Она осталась при своем мнении, но решила помалкивать: она сегодня уже и так наговорила много лишнего.
— Мы посредничаем в торговле между западными производителями и нашим потребителем, — продолжал Щукин. Теперь речь его лилась плавно, словно он выступал на пресс-конференции. — Само собой, не бесплатно. Тот уровень секретности и конспирации, который ты можешь здесь наблюдать, — а он, поверь, гораздо выше, чем это кажется на первый взгляд, — является вынужденной и, надеюсь, временной мерой. Одно время мы пытались работать легально, но в этом деле столько бюрократических рогаток, ненужных ограничений... И потом, знала бы ты, какие с нас драли налоги!..
— Вот, — не удержавшись, вставила Катя. — Это уже другое дело. А то хоть икону с вас пиши. А что за товар? Наркотики?
— Темень, — сказал Щукин. — Наркотики идут с востока на запад, а не наоборот. Лекарства.
— Наркосодержащие?
— Да что ты прицепилась к этой наркоте?! Ничего подобного. И вообще, не изображай из себя следователя — для этого у тебя кишка тонка.
— Гм, — сказала Катя.
— Вот тебе и «гм». Кстати, о следствии... Насчет машины... ну, той самой... забудь. Это была случайность, и это не имело к тебе ни малейшего отношения. Договорились?
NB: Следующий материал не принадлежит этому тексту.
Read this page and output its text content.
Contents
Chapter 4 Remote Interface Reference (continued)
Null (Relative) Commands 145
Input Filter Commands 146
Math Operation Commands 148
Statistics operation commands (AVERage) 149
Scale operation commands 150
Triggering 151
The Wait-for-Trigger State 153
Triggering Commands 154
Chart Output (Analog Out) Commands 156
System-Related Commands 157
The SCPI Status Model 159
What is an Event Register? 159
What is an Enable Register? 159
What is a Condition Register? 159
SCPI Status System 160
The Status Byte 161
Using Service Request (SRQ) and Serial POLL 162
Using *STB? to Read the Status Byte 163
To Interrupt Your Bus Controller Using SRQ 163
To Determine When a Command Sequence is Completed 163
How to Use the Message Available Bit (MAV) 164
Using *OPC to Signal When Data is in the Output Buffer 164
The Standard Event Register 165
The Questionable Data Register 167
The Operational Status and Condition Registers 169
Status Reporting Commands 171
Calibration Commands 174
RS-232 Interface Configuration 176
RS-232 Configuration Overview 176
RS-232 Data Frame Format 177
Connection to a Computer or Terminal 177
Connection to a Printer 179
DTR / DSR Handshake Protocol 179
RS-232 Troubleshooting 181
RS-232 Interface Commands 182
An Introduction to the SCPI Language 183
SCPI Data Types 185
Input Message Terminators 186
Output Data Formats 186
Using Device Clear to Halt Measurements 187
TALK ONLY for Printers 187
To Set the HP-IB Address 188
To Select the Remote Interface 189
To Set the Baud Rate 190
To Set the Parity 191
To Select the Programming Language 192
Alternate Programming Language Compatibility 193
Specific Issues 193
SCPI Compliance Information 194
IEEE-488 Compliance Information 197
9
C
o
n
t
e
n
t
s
— Гм, — повторила Катя. — Хорошо. Будем считать, что договорились.
— Мне не нравится твое «гм», — сказал Щукин, — но Бог с тобой. Так ты будешь с нами работать?
— Да я, по-моему, и так работаю, — старательно изображая удивление, сказала Катя.
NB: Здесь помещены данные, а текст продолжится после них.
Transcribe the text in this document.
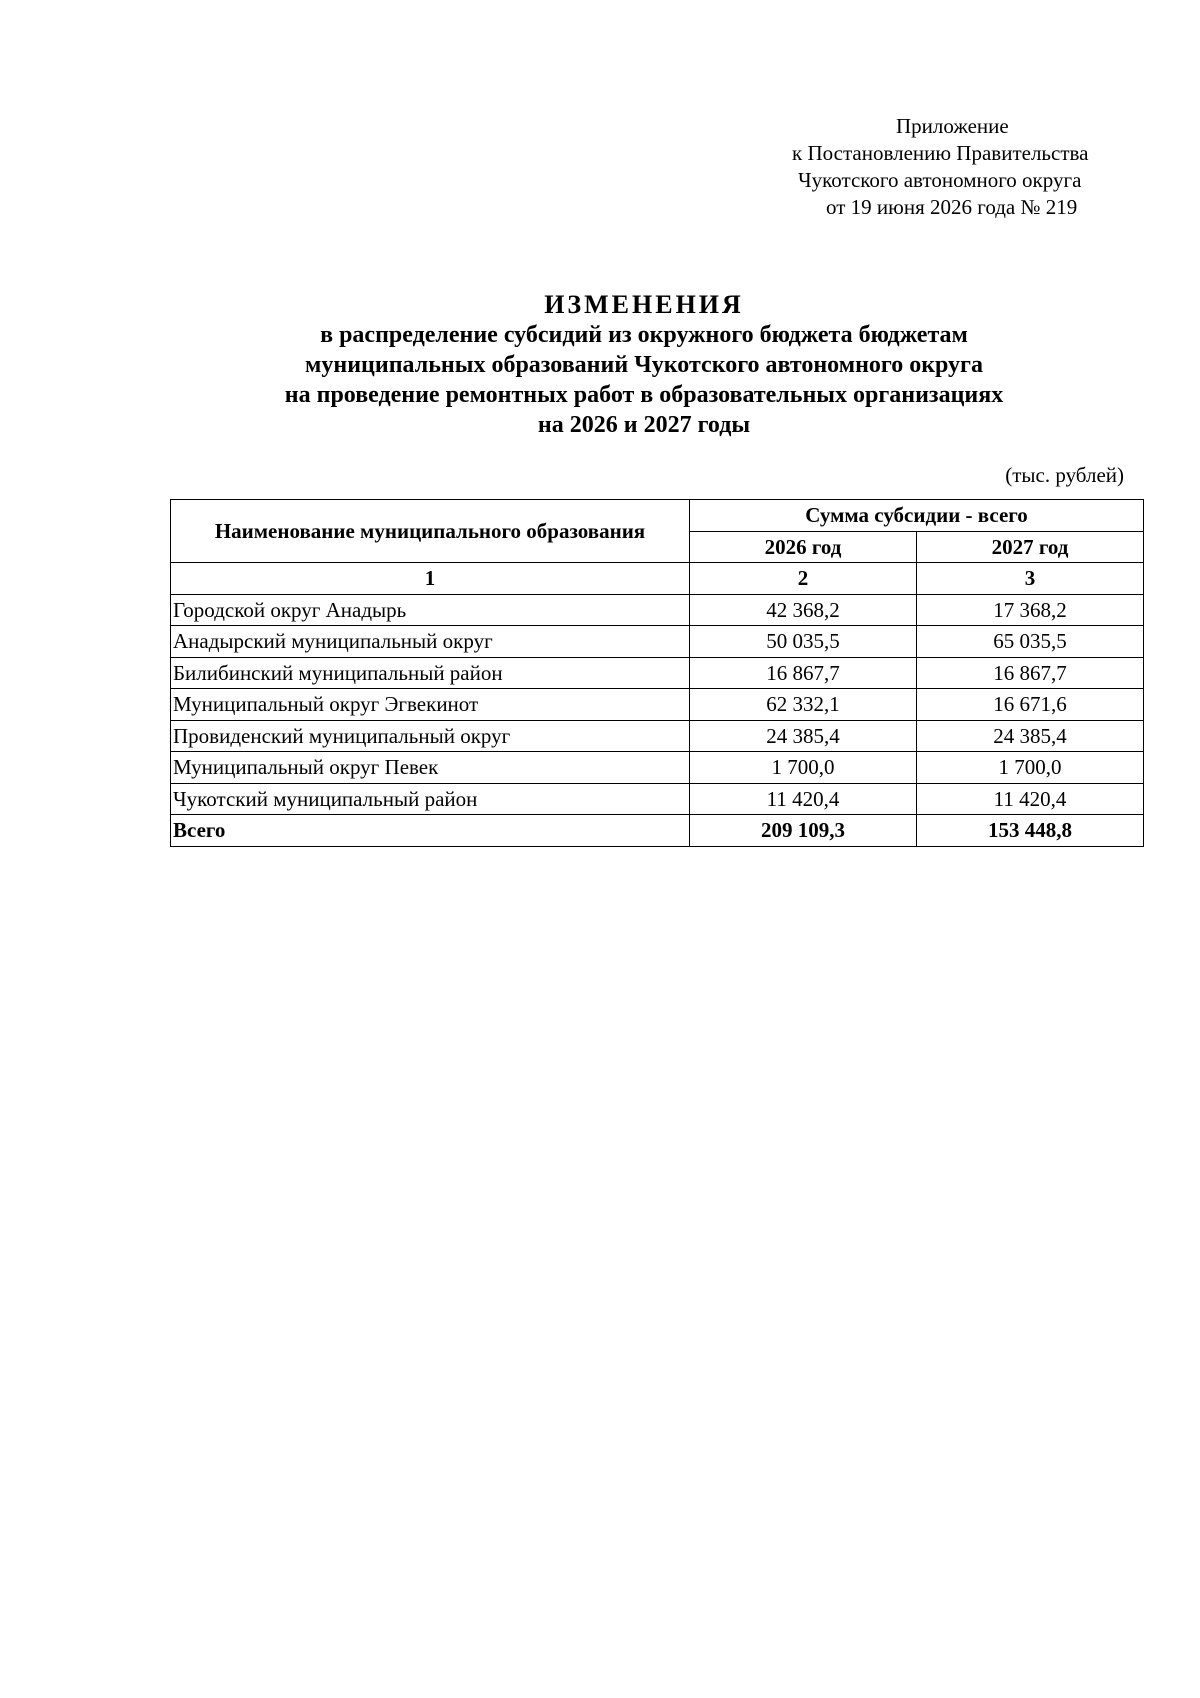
Приложение
к Постановлению Правительства
Чукотского автономного округа
от 19 июня 2026 года № 219
ИЗМЕНЕНИЯ
в распределение субсидий из окружного бюджета бюджетам
муниципальных образований Чукотского автономного округа
на проведение ремонтных работ в образовательных организациях
на 2026 и 2027 годы
(тыс. рублей)
Наименование муниципального образования	Сумма субсидии - всего	
	2026 год	2027 год
1	2	3
Городской округ Анадырь	42 368,2	17 368,2
Анадырский муниципальный округ	50 035,5	65 035,5
Билибинский муниципальный район	16 867,7	16 867,7
Муниципальный округ Эгвекинот	62 332,1	16 671,6
Провиденский муниципальный округ	24 385,4	24 385,4
Муниципальный округ Певек	1 700,0	1 700,0
Чукотский муниципальный район	11 420,4	11 420,4
Всего	209 109,3	153 448,8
— Актриса из тебя, как из веревки кочерга, — усмехнулся Щукин. — Это была не работа, а испытательный срок. Ну, что скажешь?
— А куда мне деваться? — на этот раз совершенно искренне сказала Катя. — Правда, это будет зависеть еще и от того, какая работа. Отстреливать налоговых инспекторов мне бы не хотелось.
— Думаю, что и не придется, — успокоил ее Щукин. — Будешь развозить товар по точкам. Работа довольно тонкая, поскольку потребитель, как правило, знает про нас столько же, сколько и милиция, то есть буквально ничего. Ну и конкуренты, конечно, и любители заграбастать чужие бабки... в общем, не соскучишься. Зато платить буду по-настоящему.
— А до сих пор было не по-настоящему?
— До сих пор ты получала половинную ставку, — ответил Щукин. — В связи с прохождением испытательного срока.
— Ого, — сказала Катя.
— Ага, — в тон ей подтвердил Щукин.
Когда Катя вышла из кабинета, навстречу ей попался веселый и одновременно, как всегда, сильно озабоченный Гоша, торопившийся в кабинет Щукина с ворохом каких-то шелестящих бумаг.
— Привет, лисичка! — весело крикнул он, увидев Катю.
— Здравствуй, Колобок, — ответила Катя.
Веселый Гоша исчез за дверью щукинского кабинета, а Катя осталась в коридоре со своими раздумьями и сомнениями. По правде говоря, в голове у нее была жуткая, совершенно непроворотная каша, и разбираться, что к чему в этом месиве, у нее в данный момент не было ни малейшего желания. Поэтому прежде чем вернуться домой, она отправилась в зоопарк и провела там два с половиной часа, наблюдая за плескавшимися в знаменитых прудах птицами.
Смотреть на сидевших за решеткой зверей ей сегодня почему-то не хотелось.